A coin that comes up heads with probability p and tails with probability 1 − p is flipped.

It comes up heads, an item is removed from the H box, and each time it comes up tails 

Item is removed from the T box 

The solution will be shown below,

$E\left[X\right]=\sum _{i=1}^{n+m} E[X\mid Y=i]P\{Y=i\}$

$=\sum _{i=0}^{n+m} E[X\mid Y=i{]}^{n+m}{C}_i{p}^i(1-p{)}^{n+m-i}$

If the numeral of Heads in the first $\mathrm{n}+\mathrm{m}$ flips is $\mathrm{i},i\le n$, Then many more flips is the numeral of flips needed to receive additional (n-i) Heads. Similarly, if the number of Heads in the first $n+m$ flips is $i, j>n$, then because there would keep existed a total of $n+m-i<m$ tails, the numeral of more flips is the number required to receive an additional ($\mathrm{i}-\mathrm{n}$) Heads.
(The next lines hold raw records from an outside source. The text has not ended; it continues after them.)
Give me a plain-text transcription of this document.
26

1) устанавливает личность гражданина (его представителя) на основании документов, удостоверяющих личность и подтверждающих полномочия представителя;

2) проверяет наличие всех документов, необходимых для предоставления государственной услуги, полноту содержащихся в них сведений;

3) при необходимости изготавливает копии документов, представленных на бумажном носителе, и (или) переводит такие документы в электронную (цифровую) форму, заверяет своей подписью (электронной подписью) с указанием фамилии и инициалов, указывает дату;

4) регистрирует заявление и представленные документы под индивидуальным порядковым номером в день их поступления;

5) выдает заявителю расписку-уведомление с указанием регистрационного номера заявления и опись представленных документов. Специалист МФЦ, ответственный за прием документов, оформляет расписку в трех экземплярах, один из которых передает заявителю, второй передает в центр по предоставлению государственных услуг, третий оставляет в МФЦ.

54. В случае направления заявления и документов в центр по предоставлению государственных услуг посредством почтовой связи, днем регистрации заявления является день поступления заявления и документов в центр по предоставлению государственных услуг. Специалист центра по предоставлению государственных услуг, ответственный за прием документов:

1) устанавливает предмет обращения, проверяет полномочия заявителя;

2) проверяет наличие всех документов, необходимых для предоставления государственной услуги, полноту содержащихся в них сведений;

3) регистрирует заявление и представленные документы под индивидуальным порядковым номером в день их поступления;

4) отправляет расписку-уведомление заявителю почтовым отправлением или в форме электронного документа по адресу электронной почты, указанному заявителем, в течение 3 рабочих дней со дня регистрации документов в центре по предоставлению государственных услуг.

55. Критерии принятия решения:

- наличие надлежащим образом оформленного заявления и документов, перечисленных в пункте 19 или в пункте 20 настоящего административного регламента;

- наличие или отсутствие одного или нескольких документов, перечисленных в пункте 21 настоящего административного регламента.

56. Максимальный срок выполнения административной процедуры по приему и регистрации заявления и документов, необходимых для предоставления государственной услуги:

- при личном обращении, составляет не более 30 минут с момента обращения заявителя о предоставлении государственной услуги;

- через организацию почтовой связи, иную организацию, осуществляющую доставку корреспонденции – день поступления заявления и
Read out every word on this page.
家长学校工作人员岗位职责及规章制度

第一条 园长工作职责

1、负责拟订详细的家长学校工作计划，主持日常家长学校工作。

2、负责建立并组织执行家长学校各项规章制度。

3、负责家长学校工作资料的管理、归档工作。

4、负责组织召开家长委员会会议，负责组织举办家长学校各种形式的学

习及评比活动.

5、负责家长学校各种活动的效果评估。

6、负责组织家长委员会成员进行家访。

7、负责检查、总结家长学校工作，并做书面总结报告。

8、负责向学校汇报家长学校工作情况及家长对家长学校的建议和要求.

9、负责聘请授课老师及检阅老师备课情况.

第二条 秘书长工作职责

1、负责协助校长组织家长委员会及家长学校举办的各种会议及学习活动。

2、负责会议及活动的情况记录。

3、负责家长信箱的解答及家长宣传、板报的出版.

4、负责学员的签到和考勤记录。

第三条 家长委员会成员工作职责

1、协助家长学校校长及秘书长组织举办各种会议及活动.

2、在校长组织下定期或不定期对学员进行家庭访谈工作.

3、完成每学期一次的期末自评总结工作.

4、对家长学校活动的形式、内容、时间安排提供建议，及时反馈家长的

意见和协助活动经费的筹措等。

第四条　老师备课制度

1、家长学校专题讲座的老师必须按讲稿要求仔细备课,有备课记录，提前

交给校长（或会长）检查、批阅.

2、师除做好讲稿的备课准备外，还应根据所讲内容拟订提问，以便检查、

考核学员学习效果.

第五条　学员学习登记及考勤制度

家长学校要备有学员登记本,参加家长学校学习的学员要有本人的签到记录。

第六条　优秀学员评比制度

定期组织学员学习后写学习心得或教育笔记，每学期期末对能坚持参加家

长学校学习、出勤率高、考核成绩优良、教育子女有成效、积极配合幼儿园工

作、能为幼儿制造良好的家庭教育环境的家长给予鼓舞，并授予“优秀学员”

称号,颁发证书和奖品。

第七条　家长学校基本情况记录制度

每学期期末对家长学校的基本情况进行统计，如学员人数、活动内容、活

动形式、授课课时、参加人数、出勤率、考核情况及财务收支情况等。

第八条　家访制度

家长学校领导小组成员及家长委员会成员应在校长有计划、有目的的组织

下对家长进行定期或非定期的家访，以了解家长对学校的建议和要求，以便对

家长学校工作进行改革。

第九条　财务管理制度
Since the number of flips needed for j outcomes of a particular type is a negative Binomial Random variable whose mean is j divided by the probability of that outcome,

Therefore,

$\mathrm{E}\left[\mathrm{X}\right]=\sum _{i=0}^n {\left(\frac{n-i}{p}\right)}^{n+m}{C}_i{p}^i(1-p{)}^{n+m-i}+\sum _{i=n+1}^{n+m} {\left(\frac{i-n}{1-p}\right)}^{n+m}{C}_i{p}^i(1-p{)}^{n+m-i}$

The expected number of coin flips needed for both boxes to become empty is $\mathrm{E}\left[\mathrm{X}\right]=\sum _{i=0}^n {\left(\frac{n-i}{p}\right)}^{n+m}{C}_i{p}^i(1-p{)}^{n+m-i}+\sum _{i=n+1}^{n+m} {\left(\frac{i-n}{1-p}\right)}^{n+m}{C}_i{p}^i(1-p{)}^{n+m-i}$.